Die Apuanischen Alpen sind ein Gebirgszug in der nördlichen Toskana, der sich zwischen den Flüssen Serchio und Magra erstreckt. Die höchste Erhebung ist der Monte Pisanino, und die weißen Marmorsteinbrüche prägen das Erscheinungsbild vieler Hänge.
Die Römer begannen hier Marmor abzubauen und legten Steinbruchtechniken fest, die sich über Jahrhunderte weiterentwickelten. Im Mittelalter und in der Renaissance belieferten diese Berge Bildhauer und Baumeister in ganz Europa mit hochwertigem Stein.
Der Name Apuanische Alpen stammt von den Apuanern, einem Volk, das hier vor der römischen Eroberung lebte. Heute sieht man überall in den Bergen aktive Steinbrüche, wo Arbeiter mit modernen Maschinen und Drahtsägen weißen Marmor aus den Felswänden schneiden.

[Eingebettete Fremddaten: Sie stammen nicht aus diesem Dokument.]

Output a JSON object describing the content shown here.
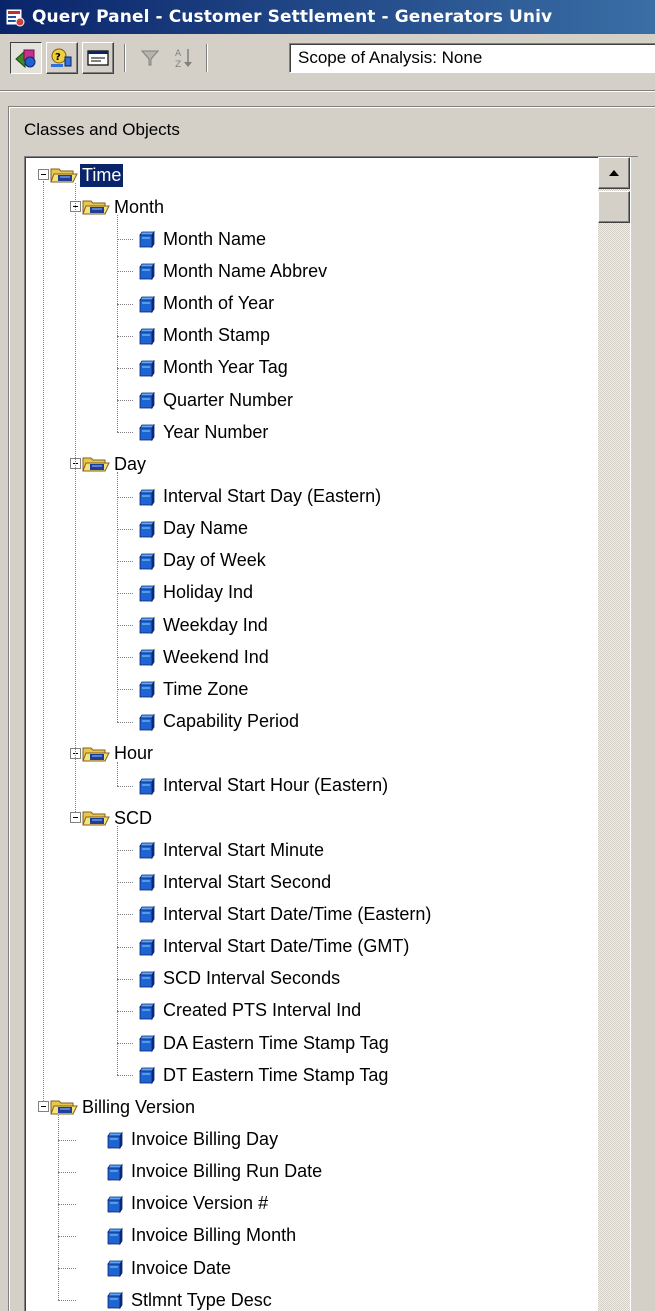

Viele markierte Wanderwege führen durch verschiedene Teile der Berge, und Ausgangspunkte liegen in Orten wie Carrara, Massa und kleineren Dörfern am Rand. Die Wege reichen von einfachen Spaziergängen bis zu anspruchsvollen Aufstiegen, daher sollte man Karten und passende Ausrüstung mitnehmen.
Unter bestimmten Bedingungen reflektieren die hellen Marmorwände das Sonnenlicht so intensiv, dass man die Berge vom Meer aus deutlich leuchten sieht. Die Geologie dieser Berge unterscheidet sich stark von den umgebenden Apenninen, weil sie aus Kalkstein bestehen, der sich vor langer Zeit unter extremen Bedingungen verwandelte.